You also have the right to lodge a complaint with the Spanish Data Protection Agency (www.aepd.es) if you consider that the processing of your personal data does not comply with applicable regulations.

Data Protection Channel

The Entity has implemented a Channel, contemplating the highest commitment, rigor and professionalism in terms of security, experience, independence and knowledge in the treatment of the communications received.

The Channel, which includes use in the field of Data Protection, has been implemented through a web platform, developed and managed by an independent external expert, to provide and guarantee our previous commitments.
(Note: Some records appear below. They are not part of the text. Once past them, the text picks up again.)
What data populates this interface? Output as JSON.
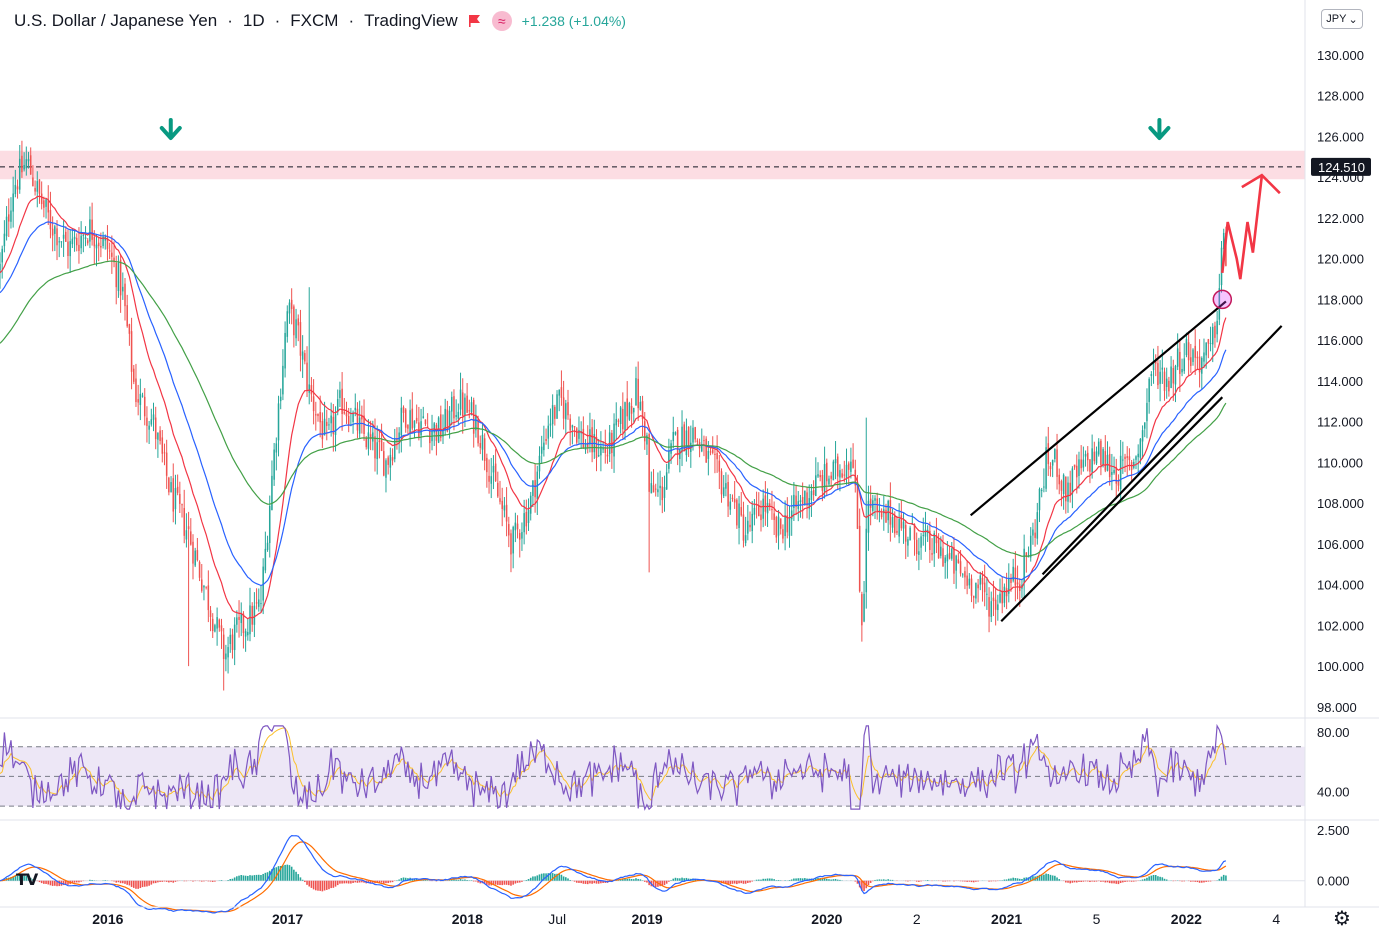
{
  "legend": {
    "symbol": "U.S. Dollar / Japanese Yen",
    "interval": "1D",
    "exchange": "FXCM",
    "source": "TradingView",
    "change": "+1.238 (+1.04%)",
    "separator": "·"
  },
  "currency_button": {
    "label": "JPY",
    "icon": "chevron-down-icon"
  },
  "settings_icon": "gear-icon",
  "logo_icon": "tradingview-logo-icon",
  "chart_data": [
    {
      "type": "candlestick",
      "title": "U.S. Dollar / Japanese Yen · 1D · FXCM",
      "xlabel": "",
      "ylabel": "",
      "ylim": [
        97.5,
        132.7
      ],
      "x_tick_labels": [
        "2016",
        "2017",
        "2018",
        "Jul",
        "2019",
        "2020",
        "2",
        "2021",
        "5",
        "2022",
        "4"
      ],
      "y_tick_labels": [
        "98.000",
        "100.000",
        "102.000",
        "104.000",
        "106.000",
        "108.000",
        "110.000",
        "112.000",
        "114.000",
        "116.000",
        "118.000",
        "120.000",
        "122.000",
        "124.000",
        "126.000",
        "128.000",
        "130.000"
      ],
      "last_price_label": "124.510",
      "resistance_zone": {
        "low": 123.9,
        "high": 125.3,
        "color": "#fcdde3"
      },
      "resistance_line": 124.51,
      "price_path": {
        "x": [
          2015.4,
          2015.47,
          2015.55,
          2015.62,
          2015.68,
          2015.78,
          2015.9,
          2016.0,
          2016.08,
          2016.15,
          2016.25,
          2016.35,
          2016.45,
          2016.55,
          2016.65,
          2016.7,
          2016.76,
          2016.85,
          2016.92,
          2017.0,
          2017.05,
          2017.12,
          2017.22,
          2017.3,
          2017.45,
          2017.55,
          2017.65,
          2017.72,
          2017.85,
          2017.95,
          2018.05,
          2018.18,
          2018.25,
          2018.35,
          2018.45,
          2018.52,
          2018.65,
          2018.78,
          2018.88,
          2018.94,
          2019.0,
          2019.01,
          2019.08,
          2019.15,
          2019.25,
          2019.35,
          2019.45,
          2019.55,
          2019.65,
          2019.72,
          2019.85,
          2019.95,
          2020.05,
          2020.15,
          2020.18,
          2020.2,
          2020.22,
          2020.25,
          2020.3,
          2020.35,
          2020.45,
          2020.55,
          2020.65,
          2020.75,
          2020.85,
          2020.92,
          2021.0,
          2021.08,
          2021.15,
          2021.22,
          2021.28,
          2021.32,
          2021.4,
          2021.5,
          2021.55,
          2021.62,
          2021.7,
          2021.76,
          2021.8,
          2021.85,
          2021.9,
          2021.95,
          2022.0,
          2022.08,
          2022.14,
          2022.18,
          2022.2,
          2022.22
        ],
        "close": [
          119.5,
          123.5,
          124.8,
          123.0,
          121.8,
          120.5,
          121.5,
          120.5,
          118.5,
          113.5,
          112.0,
          108.5,
          106.5,
          103.5,
          100.5,
          101.5,
          102.0,
          103.0,
          110.0,
          117.5,
          116.5,
          113.5,
          111.0,
          113.0,
          111.0,
          110.0,
          112.5,
          112.0,
          111.5,
          113.0,
          112.0,
          108.0,
          106.0,
          108.0,
          112.0,
          113.0,
          111.0,
          110.5,
          112.5,
          113.5,
          111.0,
          108.5,
          108.5,
          111.0,
          111.5,
          110.0,
          108.5,
          106.5,
          108.0,
          106.5,
          108.0,
          109.0,
          109.5,
          110.5,
          104.0,
          102.0,
          107.5,
          108.0,
          107.0,
          107.5,
          106.5,
          106.0,
          105.5,
          104.5,
          103.8,
          103.0,
          104.0,
          104.5,
          106.5,
          110.0,
          110.0,
          108.5,
          109.5,
          110.5,
          110.0,
          109.5,
          110.0,
          111.5,
          114.5,
          114.5,
          114.0,
          115.0,
          115.5,
          115.0,
          115.5,
          118.0,
          121.0,
          120.0
        ]
      },
      "annotations": {
        "channel_upper": {
          "from": [
            2020.8,
            107.4
          ],
          "to": [
            2022.22,
            117.9
          ]
        },
        "channel_lower_1": {
          "from": [
            2020.97,
            102.2
          ],
          "to": [
            2022.2,
            113.2
          ]
        },
        "channel_lower_2": {
          "from": [
            2021.2,
            104.5
          ],
          "to": [
            2022.53,
            116.7
          ]
        },
        "circle_marker": [
          2022.2,
          118.0
        ],
        "down_arrows_x": [
          2016.35,
          2021.85
        ],
        "projection_path": [
          [
            2022.2,
            119.3
          ],
          [
            2022.23,
            121.8
          ],
          [
            2022.28,
            120.0
          ],
          [
            2022.3,
            119.0
          ],
          [
            2022.34,
            121.8
          ],
          [
            2022.37,
            120.3
          ],
          [
            2022.42,
            124.1
          ]
        ],
        "arrow_color_projection": "#f23645",
        "arrow_color_down": "#089981"
      },
      "moving_averages": [
        {
          "color": "#f23645",
          "smoothing": 0.035
        },
        {
          "color": "#2962ff",
          "smoothing": 0.018
        },
        {
          "color": "#43a047",
          "smoothing": 0.008
        }
      ]
    },
    {
      "type": "line",
      "title": "",
      "y_tick_labels": [
        "80.00",
        "40.00"
      ],
      "ylim": [
        22,
        88
      ],
      "band": [
        30,
        70
      ],
      "midline": 50,
      "line_color": "#7e57c2",
      "signal_color": "#fbc02d",
      "band_color": "#ede7f6"
    },
    {
      "type": "bar",
      "title": "",
      "y_tick_labels": [
        "2.500",
        "0.000"
      ],
      "ylim": [
        -1.2,
        2.9
      ],
      "macd_color": "#2962ff",
      "signal_color": "#ff6d00",
      "hist_pos_color": "#26a69a",
      "hist_neg_color": "#ef5350"
    }
  ],
  "colors": {
    "axis_text": "#131722",
    "axis_line": "#e0e3eb",
    "up_candle": "#26a69a",
    "down_candle": "#ef5350",
    "price_tag_bg": "#131722",
    "price_tag_text": "#ffffff"
  }
}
Through the Channel, you will be able to communicate and process the exercise of your Rights (see previous section) and communicate any indication or knowledge you have of possible security breaches, cyberattacks and/or possible breaches or irregularities with the Data Protection regulations and this Entity Policy.

The access data to the Canal are detailed at the beginning of this Policy.

Security and control measures

General

The Entity will process the personal data applying the appropriate technical, legal, organizational and security measures, in order to guarantee the confidentiality and integrity of the information it manages in accordance with the provisions of current regulations.

Channel

Through the Channel, you will be able to communicate and process the exercise of your Rights (see previous section) and communicate any indication or knowledge you have of possible security breaches, cyberattacks and/or possible breaches or irregularities with the Data Protection regulations and this Entity Policy.

Cybersecurity

As a specific and complementary concept to the above, the Entity applies cybersecurity measures to prevent and manage possible attacks and fraud by cybercriminals that threaten the privacy and protection of the data that our Entity processes and accesses within the scope of its activities and operations.

In this regard, we would like to warn that in the event of possible risk situations due to communications whose content and/or format generate doubts of authenticity, we recommend omitting them and contacting the Entity through the contact details indicated in this Privacy Policy.

Likewise, any request received from our Entity regarding changes in payment methods, requests for contact details or persons or confidential (non-public) information, bank and/or credit card details and/or other official data, should not be dealt with without the direct confirmation of our Entity by another alternative means.

We appreciate and need your collaboration with the communication and reporting of any notification in relation to this type of request and other possible situations of risk of cyberattacks in which our Entity may be used, as well as for any possible security risk that you may be aware of.

The website may use cookies or similar technologies. You can consult detailed information in the Cookies Policy available on the website.

Care and support

Interested parties may communicate to the Entity any questions about the processing of their personal data or interpretation of our Policy by contacting the Data Protection Officer (DPO) at the address indicated at the beginning of this Policy.